Прабабушку Ирму[32] мы называли просто прабой, ибо из ее поколения она дольше всех задержалась на свете, других по разным причинам не стало еще до войны. Но начну издалека, с ее имени. Поскольку оно выпадало из списка распространенных в славянской среде, то односельчане звали прабу так, как привычнее было слышать их уху — Ириной. Или Ариной.

Итак, второй случай моего исцеления с помощью чистой магии случился гораздо позже. Хотя, как можно сравнивать мгновения детской жизни, и что в них могут означать слова «гораздо позже»? В школу я тогда еще не ходила, но уже умела читать и писать.

У меня стала болеть ножка, и я пожаловалась папе.

— Какая? — он с недоверием прищурил насмешливый глаз.

Правильно, потому что я любила сказываться больной, чтобы привлечь к себе внимание родителей. Выдумывала несуществующие недуги. А так как здоровья я была слабого, часто болела, то родители попадались на удочку: верили и начинали разбираться с жалобой. Как–то я заявила, что у меня один глаз плохо видит.

— Как это? — первой всполошилась обычно хладнокровная, неласковая мама.

— Ну, так: половина его видит, а половина нет, — пояснила я.

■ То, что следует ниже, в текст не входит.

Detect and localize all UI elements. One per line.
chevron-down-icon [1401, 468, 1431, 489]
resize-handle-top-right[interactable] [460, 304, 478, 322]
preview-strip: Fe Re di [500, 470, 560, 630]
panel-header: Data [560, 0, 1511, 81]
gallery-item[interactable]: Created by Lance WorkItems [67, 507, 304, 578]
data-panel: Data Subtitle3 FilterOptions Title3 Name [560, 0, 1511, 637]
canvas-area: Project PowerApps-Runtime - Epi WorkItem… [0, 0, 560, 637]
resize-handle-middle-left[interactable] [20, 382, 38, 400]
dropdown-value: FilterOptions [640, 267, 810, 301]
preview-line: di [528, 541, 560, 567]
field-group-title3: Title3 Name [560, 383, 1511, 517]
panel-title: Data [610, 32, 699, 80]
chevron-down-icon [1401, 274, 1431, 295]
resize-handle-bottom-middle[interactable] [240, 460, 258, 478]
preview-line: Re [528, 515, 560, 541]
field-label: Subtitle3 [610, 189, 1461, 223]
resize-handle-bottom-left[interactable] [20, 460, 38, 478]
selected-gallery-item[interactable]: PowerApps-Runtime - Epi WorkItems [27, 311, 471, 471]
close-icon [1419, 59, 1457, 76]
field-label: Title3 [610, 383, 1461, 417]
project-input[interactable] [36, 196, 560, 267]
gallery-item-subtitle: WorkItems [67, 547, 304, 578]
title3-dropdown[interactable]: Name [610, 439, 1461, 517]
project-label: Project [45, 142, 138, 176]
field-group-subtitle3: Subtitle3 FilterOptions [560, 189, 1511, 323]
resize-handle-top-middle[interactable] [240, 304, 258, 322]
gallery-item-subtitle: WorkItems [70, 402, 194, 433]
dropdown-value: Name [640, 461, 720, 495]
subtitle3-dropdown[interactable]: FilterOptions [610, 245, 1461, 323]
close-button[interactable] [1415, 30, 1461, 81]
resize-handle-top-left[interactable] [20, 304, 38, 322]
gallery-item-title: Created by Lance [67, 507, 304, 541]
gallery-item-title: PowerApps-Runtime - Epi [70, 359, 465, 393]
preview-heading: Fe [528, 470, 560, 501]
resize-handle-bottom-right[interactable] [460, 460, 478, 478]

Папа поднял меня на руки и поднес к огню шестилинейной керосиновой лампы. Что означает «шестилинейная», мне трудно объяснить, наверное, это зависело от ширины фитиля, потому что были еще и десятилинейные, более мощные лампы. Родители начали что–то показывать мне, просили посмотреть внимательно и сказать, что я вижу. При этом прикрывали мне то левый глаз, то правый, полагая, что у меня перестал видеть какой–то один из них, и я это восприняла так, что «половина глаза не видит». Но я продолжала утверждать, что не вижу только половиной одного глаза, а вторым вижу хорошо. Видимо, из–за интуитивного суеверия мне страшно было говорить, что один глаз не видит «целиком». В конце концов моя ложь была изобличена.

Последствия этой истории надолго остались в памяти. И то, что я тогда пережила чувство острого, жгучего стыда за свою ложь, тоже сохранилось отчетливо. Это чувство было для меня мучительным. Но особое впечатление произвела жестокость родителей, которые посматривали на меня и не помогали избавиться от него, хотя понимали, как я страдаю. Этот эпизод послужил уроком, вследствие которого я прекратила фантазировать и домогаться внимания к себе. Но кроме того, он принес и вред, ибо привил стойкое нежелание с чем бы то ни было обращаться к родителям, научил не рассчитывать и не полагаться на них. С тех пор в трудных ситуациях я оставалась одна и по своему разумению выбиралась из них. Возникающие проблемы тоже преодолевались самостоятельно. Да, у меня вырабатывался решительный характер и я быстрее других взрослела. Все это хорошо, но с течением времени у меня пропало чувство защищенности, а на освободившееся место вползла сиротливость. Родителей я очень любила, чистосердечно и много заботилась о них, но и только. Осталась не обида, нет, а стремление постоянно доказывать, что я никогда не доставлю им хлопот.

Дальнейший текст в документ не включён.